I just upgraded to 056 and I got the same problem.

I happened to notice that the mode on /dev/null is:

crw-rw---- null

It did not work and I couln't log in as user.

I went back to 045 and it works now. Does anyone have an understanding of this?

Raydude

----------

## jdgill0

RayDude,

When you upgraded to 056, did you accept the changes when running etc-update, which you did run?

----------

## RayDude

 *jdgill0 wrote:*   

> RayDude,
> 
> When you upgraded to 056, did you accept the changes when running etc-update, which you did run?

 

Thanks for reminding me. I didn't see that files needed to be updated when I did my emerge world. When I went back to 045, the system told me that there were files that needed to be updated in /etc so I updated them by hand (I always do, I don't trust etc-update, once bitten twice shy I guess). That made the new files compatible with 056, even though I was running 045 and it worked.

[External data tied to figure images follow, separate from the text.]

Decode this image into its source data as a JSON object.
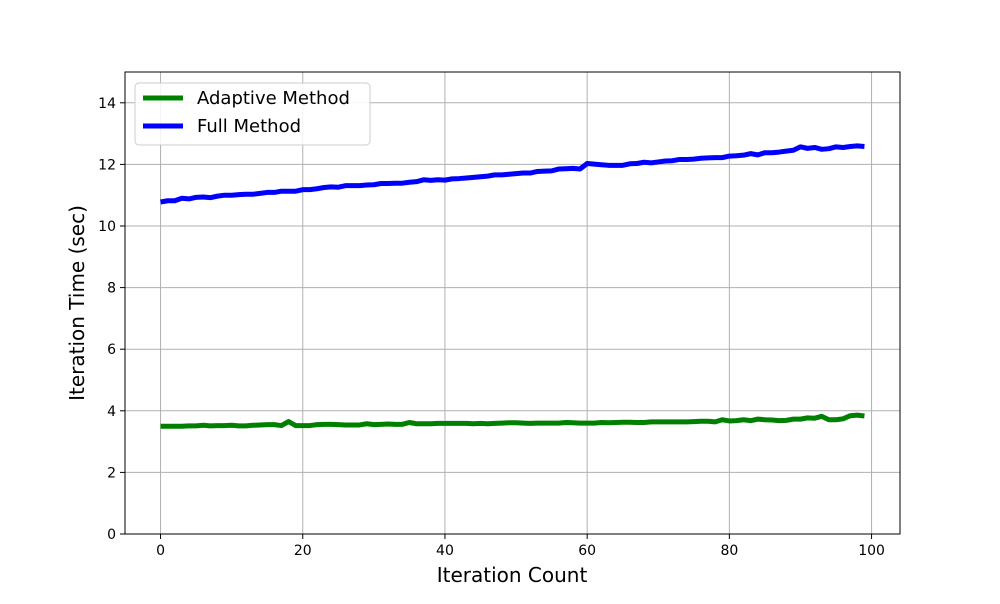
{
  "chart_data": {
    "type": "line",
    "title": "",
    "xlabel": "Iteration Count",
    "ylabel": "Iteration Time (sec)",
    "xlim": [
      -5,
      104
    ],
    "ylim": [
      0,
      15
    ],
    "xticks": [
      0,
      20,
      40,
      60,
      80,
      100
    ],
    "yticks": [
      0,
      2,
      4,
      6,
      8,
      10,
      12,
      14
    ],
    "grid": true,
    "legend_position": "top-left",
    "series": [
      {
        "name": "Adaptive Method",
        "color": "#008000",
        "x": [
          0,
          1,
          2,
          3,
          4,
          5,
          6,
          7,
          8,
          9,
          10,
          11,
          12,
          13,
          14,
          15,
          16,
          17,
          18,
          19,
          20,
          21,
          22,
          23,
          24,
          25,
          26,
          27,
          28,
          29,
          30,
          31,
          32,
          33,
          34,
          35,
          36,
          37,
          38,
          39,
          40,
          41,
          42,
          43,
          44,
          45,
          46,
          47,
          48,
          49,
          50,
          51,
          52,
          53,
          54,
          55,
          56,
          57,
          58,
          59,
          60,
          61,
          62,
          63,
          64,
          65,
          66,
          67,
          68,
          69,
          70,
          71,
          72,
          73,
          74,
          75,
          76,
          77,
          78,
          79,
          80,
          81,
          82,
          83,
          84,
          85,
          86,
          87,
          88,
          89,
          90,
          91,
          92,
          93,
          94,
          95,
          96,
          97,
          98,
          99
        ],
        "values": [
          3.5,
          3.5,
          3.5,
          3.5,
          3.51,
          3.51,
          3.53,
          3.51,
          3.52,
          3.52,
          3.53,
          3.51,
          3.51,
          3.53,
          3.54,
          3.55,
          3.55,
          3.52,
          3.65,
          3.52,
          3.52,
          3.52,
          3.55,
          3.56,
          3.56,
          3.55,
          3.54,
          3.54,
          3.54,
          3.58,
          3.55,
          3.56,
          3.57,
          3.56,
          3.56,
          3.62,
          3.58,
          3.58,
          3.58,
          3.59,
          3.59,
          3.59,
          3.59,
          3.59,
          3.58,
          3.59,
          3.58,
          3.59,
          3.6,
          3.61,
          3.61,
          3.6,
          3.59,
          3.6,
          3.6,
          3.6,
          3.6,
          3.62,
          3.61,
          3.6,
          3.6,
          3.6,
          3.62,
          3.61,
          3.62,
          3.63,
          3.63,
          3.62,
          3.62,
          3.64,
          3.64,
          3.64,
          3.64,
          3.64,
          3.64,
          3.65,
          3.66,
          3.66,
          3.64,
          3.71,
          3.67,
          3.68,
          3.71,
          3.68,
          3.73,
          3.71,
          3.7,
          3.68,
          3.69,
          3.73,
          3.73,
          3.77,
          3.76,
          3.82,
          3.71,
          3.71,
          3.74,
          3.84,
          3.86,
          3.83
        ]
      },
      {
        "name": "Full Method",
        "color": "#0000ff",
        "x": [
          0,
          1,
          2,
          3,
          4,
          5,
          6,
          7,
          8,
          9,
          10,
          11,
          12,
          13,
          14,
          15,
          16,
          17,
          18,
          19,
          20,
          21,
          22,
          23,
          24,
          25,
          26,
          27,
          28,
          29,
          30,
          31,
          32,
          33,
          34,
          35,
          36,
          37,
          38,
          39,
          40,
          41,
          42,
          43,
          44,
          45,
          46,
          47,
          48,
          49,
          50,
          51,
          52,
          53,
          54,
          55,
          56,
          57,
          58,
          59,
          60,
          61,
          62,
          63,
          64,
          65,
          66,
          67,
          68,
          69,
          70,
          71,
          72,
          73,
          74,
          75,
          76,
          77,
          78,
          79,
          80,
          81,
          82,
          83,
          84,
          85,
          86,
          87,
          88,
          89,
          90,
          91,
          92,
          93,
          94,
          95,
          96,
          97,
          98,
          99
        ],
        "values": [
          10.78,
          10.82,
          10.82,
          10.9,
          10.88,
          10.93,
          10.94,
          10.92,
          10.97,
          11.0,
          11.0,
          11.02,
          11.03,
          11.03,
          11.06,
          11.09,
          11.09,
          11.13,
          11.13,
          11.13,
          11.18,
          11.18,
          11.21,
          11.25,
          11.27,
          11.26,
          11.31,
          11.31,
          11.31,
          11.33,
          11.34,
          11.38,
          11.38,
          11.39,
          11.39,
          11.42,
          11.44,
          11.5,
          11.48,
          11.5,
          11.49,
          11.53,
          11.54,
          11.56,
          11.58,
          11.6,
          11.62,
          11.66,
          11.66,
          11.68,
          11.7,
          11.72,
          11.72,
          11.77,
          11.78,
          11.79,
          11.85,
          11.86,
          11.87,
          11.85,
          12.03,
          12.01,
          11.99,
          11.97,
          11.97,
          11.97,
          12.02,
          12.03,
          12.07,
          12.05,
          12.08,
          12.11,
          12.12,
          12.16,
          12.16,
          12.17,
          12.2,
          12.21,
          12.22,
          12.22,
          12.27,
          12.28,
          12.3,
          12.35,
          12.31,
          12.38,
          12.38,
          12.4,
          12.43,
          12.46,
          12.57,
          12.52,
          12.55,
          12.49,
          12.51,
          12.57,
          12.55,
          12.58,
          12.6,
          12.58
        ]
      }
    ]
  }
}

I just updated back to 056 and its working fine.

So to make a long story short: make sure you update the /etc files for udev 056!

Thanks again,

Raydude

----------

## jdgill0

RayDude,

This is a bit off-topic, but to avoid problems of accidentally overwriting config files you can use tools such as RCS or CVS. They would allow you to roll back in case of accidents.  I have been aiming to implement such a thing myself, but have been too lazy ... until I killed my /etc/conf.d/hdparm file a couple days ago with etc-update  :Smile:  ... now I have /etc/conf.d in my own CVS repository.  If you don't want to mess with CVS, you can always use RCS, however to setup and use your own personal CVS is not difficult either -- no need for pserver, chroot, etc...

Again sorry for being off-topic here.

----------

## RayDude

 *jdgill0 wrote:*   

> RayDude,
> 
> This is a bit off-topic, but to avoid problems of accidentally overwriting config files you can use tools such as RCS or CVS. They would allow you to roll back in case of accidents.  I have been aiming to implement such a thing myself, but have been too lazy ... until I killed my /etc/conf.d/hdparm file a couple days ago with etc-update  ... now I have /etc/conf.d in my own CVS repository.  If you don't want to mess with CVS, you can always use RCS, however to setup and use your own personal CVS is not difficult either -- no need for pserver, chroot, etc...
> 
> Again sorry for being off-topic here.

 

Good idea. Thanks. If I only had time...

Raydude

----------